Herapath was born in Bristol, the eldest son of William Herapath, Professor of Chemistry at Bristol Medical School, and educated at London University, where he was awarded M.B. in 1844. By 1845 he was working as a surgeon-accoucheur at the Bristol Dispensary.

He was awarded M.D. in 1851, and by 1852 was surgeon to St Peter's Hospital, The Red Maids' School and Queen Elizabeth's Hospital, Bristol. He published many articles in medical, chemical, and other scientific journals and was vice-president of the Bristol Microscopical Society.

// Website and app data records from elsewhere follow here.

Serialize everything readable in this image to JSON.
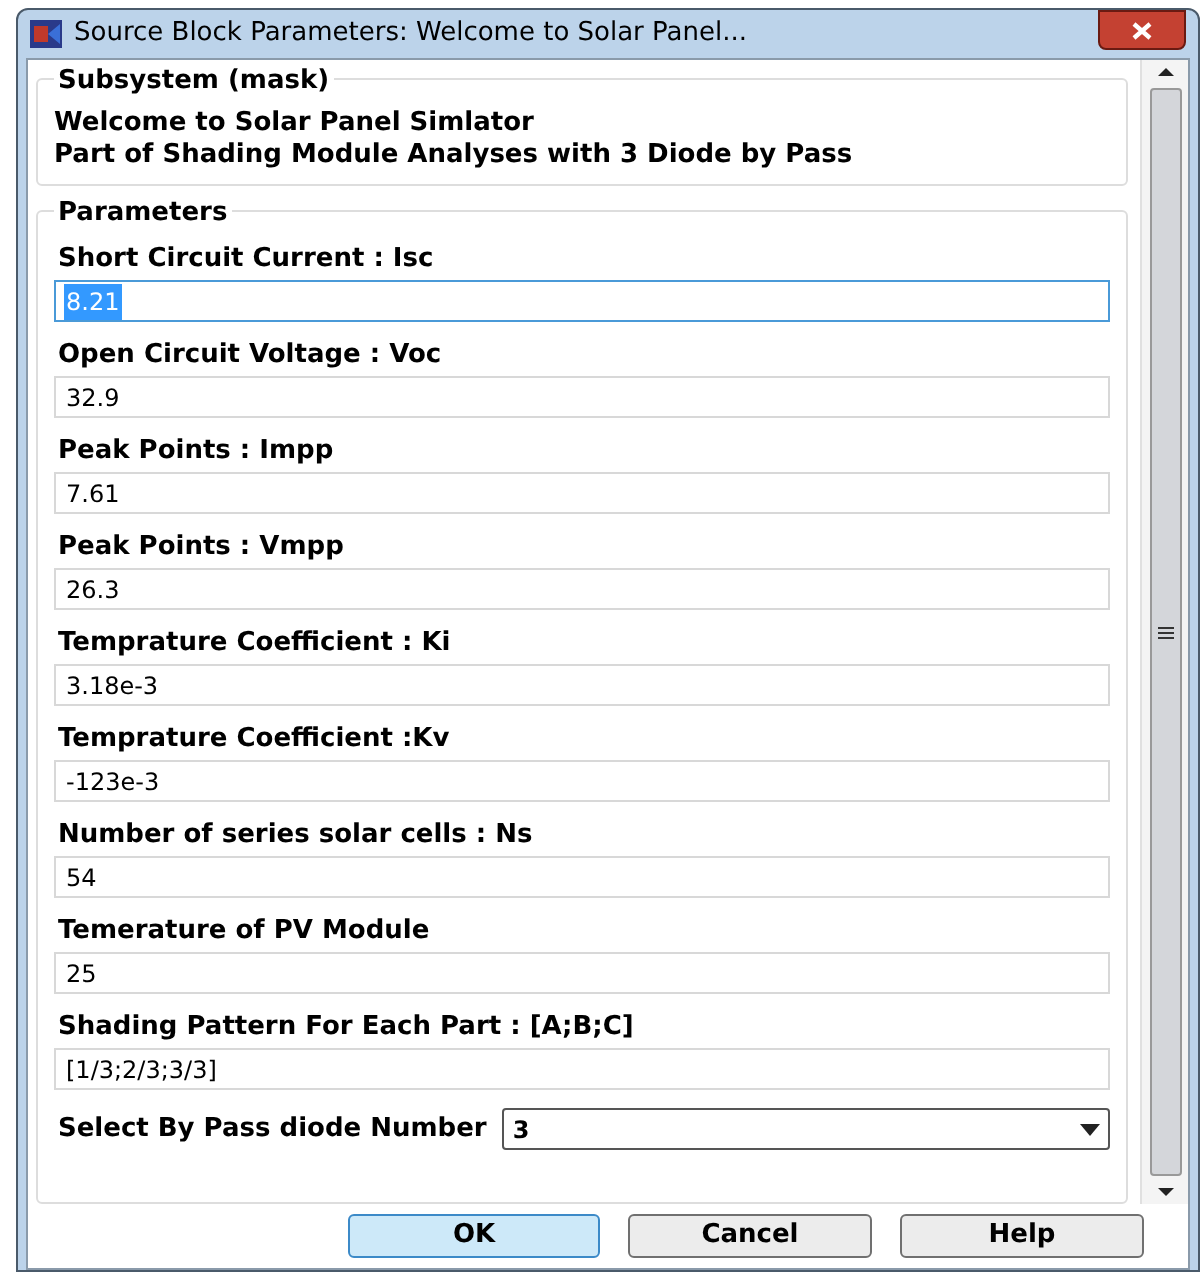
{
  "window": {
    "title": "Source Block Parameters: Welcome to Solar Panel..."
  },
  "description": {
    "heading": "Subsystem (mask)",
    "lines": [
      "Welcome to Solar Panel Simlator",
      "Part of Shading Module Analyses with 3 Diode by Pass"
    ]
  },
  "parameters": {
    "heading": "Parameters",
    "fields": [
      {
        "kind": "text",
        "label": "Short Circuit Current : Isc",
        "value": "8.21",
        "focused": true
      },
      {
        "kind": "text",
        "label": "Open Circuit Voltage : Voc",
        "value": "32.9",
        "focused": false
      },
      {
        "kind": "text",
        "label": "Peak Points : Impp",
        "value": "7.61",
        "focused": false
      },
      {
        "kind": "text",
        "label": "Peak Points : Vmpp",
        "value": "26.3",
        "focused": false
      },
      {
        "kind": "text",
        "label": "Temprature Coefficient : Ki",
        "value": "3.18e-3",
        "focused": false
      },
      {
        "kind": "text",
        "label": "Temprature Coefficient :Kv",
        "value": "-123e-3",
        "focused": false
      },
      {
        "kind": "text",
        "label": "Number of series solar cells : Ns",
        "value": "54",
        "focused": false
      },
      {
        "kind": "text",
        "label": "Temerature of PV Module",
        "value": "25",
        "focused": false
      },
      {
        "kind": "text",
        "label": "Shading Pattern For Each Part : [A;B;C]",
        "value": "[1/3;2/3;3/3]",
        "focused": false
      },
      {
        "kind": "dropdown",
        "label": "Select By Pass diode Number",
        "value": "3",
        "focused": false
      }
    ]
  },
  "buttons": [
    {
      "label": "OK",
      "default": true
    },
    {
      "label": "Cancel",
      "default": false
    },
    {
      "label": "Help",
      "default": false
    }
  ]
}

In 1852, after one of his pupils (Mr. W. H. Phelps), was attracted by some peculiarly brilliant emerald-green crystals that he noticed in a bottle. Herapath found that he could create these crystals by dropping tincture of iodine into a solution of quinine disulphate in diluted sulphuric acid. By studying these crystals under a microscope he found that they polarized light very strongly. He described it as artificial tourmaline, a semi-precious gem and it later became known as Herapathite. He went on to develop new analytical techniques for the detection and analysis of alkaloid compounds based on the optical and chemical characteristics of their iodo-sulphates. He also designed a new combustion blowpipe for organic analyses and developed spectroscopic techniques for detecting traces of blood.

In 1854 he was elected a Fellow of the Royal Society of Edinburgh, his proposer being Philip Kelland.

In 1859 he was elected a Fellow of the Royal Society. His candidature citation read: "The discoverer of the Optical and Chemical Characters of the sulphate of Iodo-quinine. The author of four papers in the Philosophical Magazine 1st On the Optical Properties & Chemical Characters of the Sulphate of Iodo-quinine (artificial Tourmaline),2nd On the Chemical Analysis of the same remarkable salt - 3rd On the Discovery of Quinine and Quinidine in the Urine of Patients under Treatment, 4th On the Manufacture of large Optical plates of Sulphate of Iodo-quinine. The inventor of a new polarizing medium, as an efficient substitute for the Tourmaline. Distinguished for his acquaintance with the science of Chemistry. Eminent as a Chemist, Physiologist, and Microscopist".

In 1864 he became ill and died in 1868 and was buried in Bristol's Arnos Vale Cemetery.

==Family==
He married Lucy Kynaston, daughter of Cabot Kynaston of Penally, Pembrokeshire with whom he had a son and five daughters.

==Legacy==

The embedding of microscopic crystals of herapathite in a clear film was later patented by Edwin H. Land as a polarizing filter, under the name of Polaroid.